There's a simple way to look at this.
These days, emerging Asia falls into two camps. The first are open, highly export-sensitive markets. These, co-incidentally, are also the ones with the highest debt loads. Here, a significant pick-up in growth seems unlikely any time soon. The second camp includes the more closed economies, where, it turns out, leverage is also much lower. And it is here where the potential for a significant acceleration in growth is the greatest.
Let's cut through the clutter and make a couple of straight-forward assumptions. First, leverage driven growth is losing its punch. This is not, it should be noted, a prediction that financial instability will grip the region any time soon. A relatively stable dollar, global interest rates that are stuck at record lows, and excess savings across much of Asia are keeping things on a relatively even keel. The trouble, rather, is debt saturation. Balance sheets have already expanded briskly, with lenders and borrowers alike increasingly cautious about splurging further. Also, regulators are casting a wary eye, doing their bit to try to rein in credit growth. In any event, the growth dividend from expanding leverage is fading.
Second, exports are stuck. Partly, this may be for cyclical reasons, with inventory adjustments and the like blurring the picture. More fundamentally, however, we suspect that structural forces are at work as well that will constrain shipments from Asia for a while. Spending in the West, permanently subdued it appears, is also shifting towards stuff that isn't traded: more healthcare and fewer consumer electronics, in short, as populations in the West age. Protectionism, or at least the absence of major trade liberalization efforts, is gumming up exports as well.
If you accept these two points, it's easy to divide Asia into two camps. Korea, Taiwan, Hong Kong, Singapore, Malaysia, and Thailand are highly exposed to external demand. What's more, they all carry relatively high debt burdens as well, making it increasingly hard to add extra oomph to local spending. So, for the time being, don't expect much of a positive growth delta here.
The second camp, however, looks a little more promising. Here leverage is still low and exports don't play as large a role in driving growth. India, Indonesia and the Philippines fall into this group. Now, you might quibble with this. But hear us out. Indonesia has probably the lowest total debt-to-GDP ratio among major economies - anywhere. And the Philippines isn't far behind. While high debt is suffocating growth in much of the world economy nowadays, that can't be said of these two.
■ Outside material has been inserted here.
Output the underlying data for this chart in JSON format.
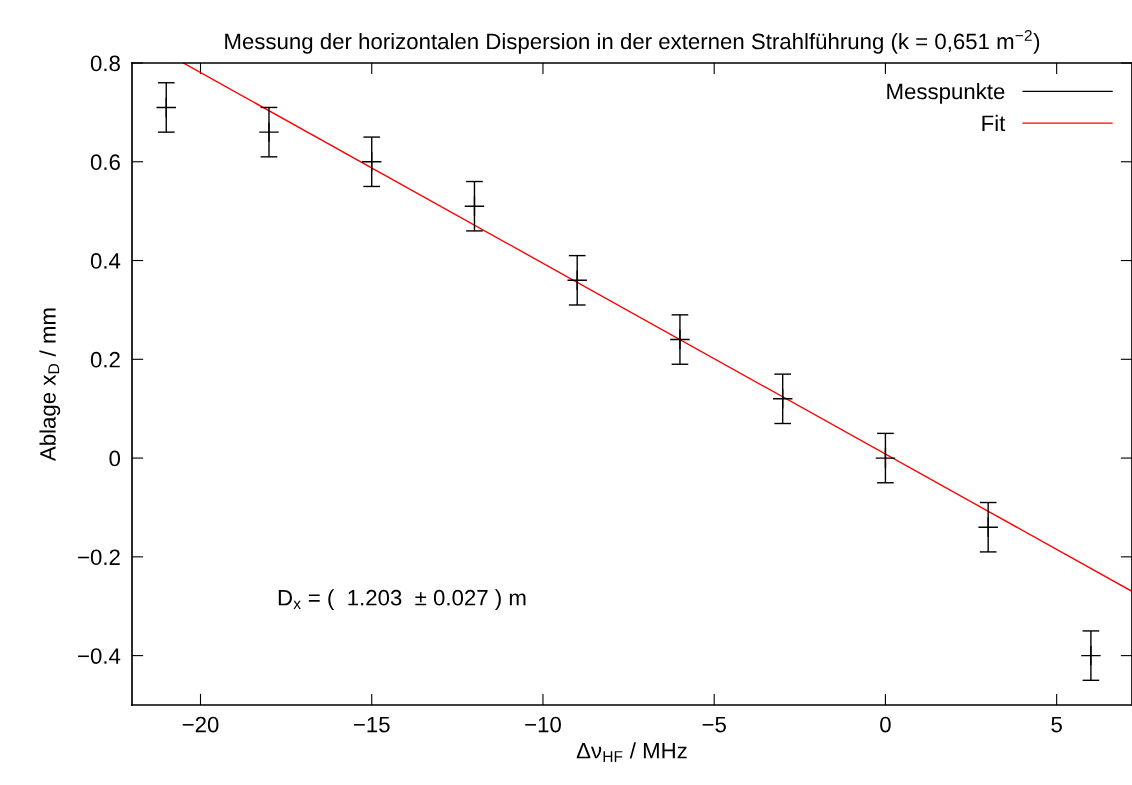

India's leverage is a little higher, but it's mostly owed by the government. Moreover, the country is getting serious about cleaning up its banks (to be helped, presumably, by the recent passage of a bankruptcy law). Sure, in the near-term, credit growth might suffer as a result, restraining growth, but a handful of quarters down the line, a positive leverage cycle could once more boost demand.
This is not to say that economies in the second camp are about to deliver stunning growth. Much, for example, will depend on steady progress on reforms. Potential, after all, doesn't automatically equate to future performance. But they already deliver robust growth, at least in the global context, and, much more than elsewhere, the possibility for a positive growth delta still exists.
What about China? Well, it doesn't neatly fall into the two camps, being burdened by high debt, but not as export dependent as neighboring economies. Still, the former should limit any significant positive growth delta for the time being.
And then there's Vietnam, also difficult to slot into any group, with its elevated debt, but high export dependence. Yet here we take the opposite view. A positive growth delta still appears possible given the country's extraordinary competitiveness: it's still rapidly gaining global market share even as world trade sputters.
So, there you have it. Two Asias.
Frederic Neumann is co-head of Asian Economic Research at HSBC.